Alguien podría objetar que ésta no es una iglesia de la Natividad, por tanto, una iglesia dedicada a Cristo, sino un templo mariano, la primera iglesia dedicada a María en Roma y en todo occidente. Tal objeción indicaría, sin embargo, que quien la formula no ha entendido precisamente lo esencial, tanto de la piedad mariana de la Iglesia, como el misterio de la Navidad. La Navidad tiene en la estructura interna de la fe cristiana un significado de tipo muy particular. No la celebramos lo mismo que se recuerdan los días en que nacieron grandes hombres, porque también nuestra relación con Cristo es muy otra que la admiración por mostrarnos ante los grandes hombres. Lo que en ellos interesa es su obra: los pensamientos que pensaron y escribieron, las obras de arte que crearon y las instituciones que dejaron tras de sí. Esta obra les pertenece y no es la obra de sus madres, que sólo nos interesan en la medida en que de ellas pueda proceder algún elemento que contribuya a la explicación de dicha obra.

Pero Cristo no cuenta para nosotros sólo por su obra, por lo que ha hecho, sino ante todo por lo que era y por lo que es, en la totalidad de su persona. Cuenta para nosotros de manera distinta que cualquier otro hombre, porque no es simplemente hombre. Cuenta, porque en él tierra y cielo se tocan, y así en él Dios se hace para nosotros tangible en cuanto hombre.

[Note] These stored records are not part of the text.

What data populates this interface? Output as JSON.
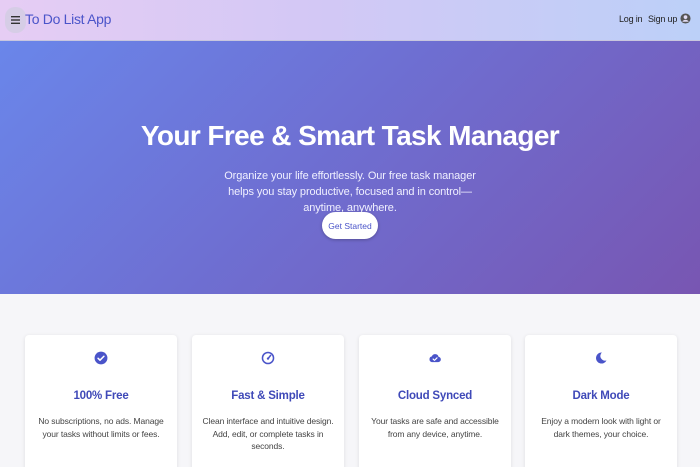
{
  "header": {
    "brand": "To Do List App",
    "menu_icon": "hamburger-menu-icon",
    "login_label": "Log in",
    "signup_label": "Sign up",
    "account_icon": "account-circle-icon"
  },
  "hero": {
    "title": "Your Free & Smart Task Manager",
    "description": "Organize your life effortlessly. Our free task manager helps you stay productive, focused and in control—anytime, anywhere.",
    "cta_label": "Get Started"
  },
  "features": [
    {
      "icon": "check-circle-icon",
      "title": "100% Free",
      "description": "No subscriptions, no ads. Manage your tasks without limits or fees."
    },
    {
      "icon": "speed-gauge-icon",
      "title": "Fast & Simple",
      "description": "Clean interface and intuitive design. Add, edit, or complete tasks in seconds."
    },
    {
      "icon": "cloud-check-icon",
      "title": "Cloud Synced",
      "description": "Your tasks are safe and accessible from any device, anytime."
    },
    {
      "icon": "moon-icon",
      "title": "Dark Mode",
      "description": "Enjoy a modern look with light or dark themes, your choice."
    }
  ],
  "colors": {
    "accent": "#4a54c9",
    "hero_start": "#6a86ea",
    "hero_end": "#7856b2"
  }
}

Los padres de la Iglesia han llamado a María la tierra santa de la que él fue formado en cuanto hombre, y lo maravilloso es que, en Cristo, Dios permanece para siempre unido a esta tierra. Agustín expresó en una ocasión este mismo pensamiento de la siguiente manera: Cristo no quiso un padre humano, para mantener visible su filiación respecto a Dios, pero quiso una madre humana: "Quiso aceptar en él el género masculino, y se dignó honrar el femenino en su madre… Si Cristo hombre hubiera aparecido sin recomendación del género de las mujeres, éstas tendrían que desesperar de sí… Pero él honró ambos, encomendó ambos, asumió ambos. Nació de la mujer. No desesperéis, hombres: Cristo se dignó ser hombre. No desesperéis, mujeres. Cristo se dignó nacer de la mujer. Ambos géneros colaboran para la salvación, se trate de lo masculino o se trate de lo femenino: en la fe no hay ni hombre ni mujer".

Expresémoslo una vez más de otra manera: en el drama de la salvación, no es que María tuviera que desempeñar un papel para después hacer mutis, como alguien cuyo párrafo ha concluido. La humanación a partir de la mujer no es un papel que tras breve tiempo quede concluido, sino el estar permanente de Dios con la tierra, con el hombre, con nosotros que somos tierra. De ahí que la fiesta de Navidad sea a la vez una fiesta de María y una fiesta de Cristo y por eso una auténtica iglesia dedicada a la navidad debe ser un templo mariano. Con tales pensamientos debiéramos contemplar la antiquísima y misteriosa imagen que los romanos llaman Salus populi Romani. Según la tradición, es la imagen que Gregorio Magno llevó en procesión por las calles de Roma el año 590, cuando la peste atormentaba a la ciudad. Al término de la procesión cesó la epidemia. Roma recobró de nuevo la salud. El nombre de la imagen quiere decirnos: en él puede Roma, por él pueden los hombres, sanar continuamente. Desde esta figura a la vez juvenil y venerable, desde sus ojos sabios y bondadosos, nos mira la bondad maternal de Dios. "Como uno a quien su madre le consuela, así yo os consolaré", nos dice Dios a través del profeta Isaías (66.13).El consuelo maternal revela plenamente a Dios preferentemente a través de las madres, a través de su madre. ¿Y a quién podría extrañarle? Ante esta imagen se desprende de nosotros la fatuidad: se diluyen las crispaciones de nuestra soberbia, el miedo ante el sentimiento y todo lo que nos hace enfermar por dentro. La depresión y la desesperación se apoyan sobre el hecho de que el ámbito de los sentimientos se desordena o falla completamente. Ya no vemos lo que hay de cálido, consolador, bueno y salvador en el mundo -todo lo que podemos percibir únicamente con el corazón-. En la frialdad de un conocimiento al que se le ha privado de su raíz, el mundo se vuelve desesperación. De ahí que la aceptación de esta imagen sane. Nos devuelve la tierra de la fe y de la condición humana, siempre y cuando aceptemos desde dentro su lenguaje, no nos cerremos a él.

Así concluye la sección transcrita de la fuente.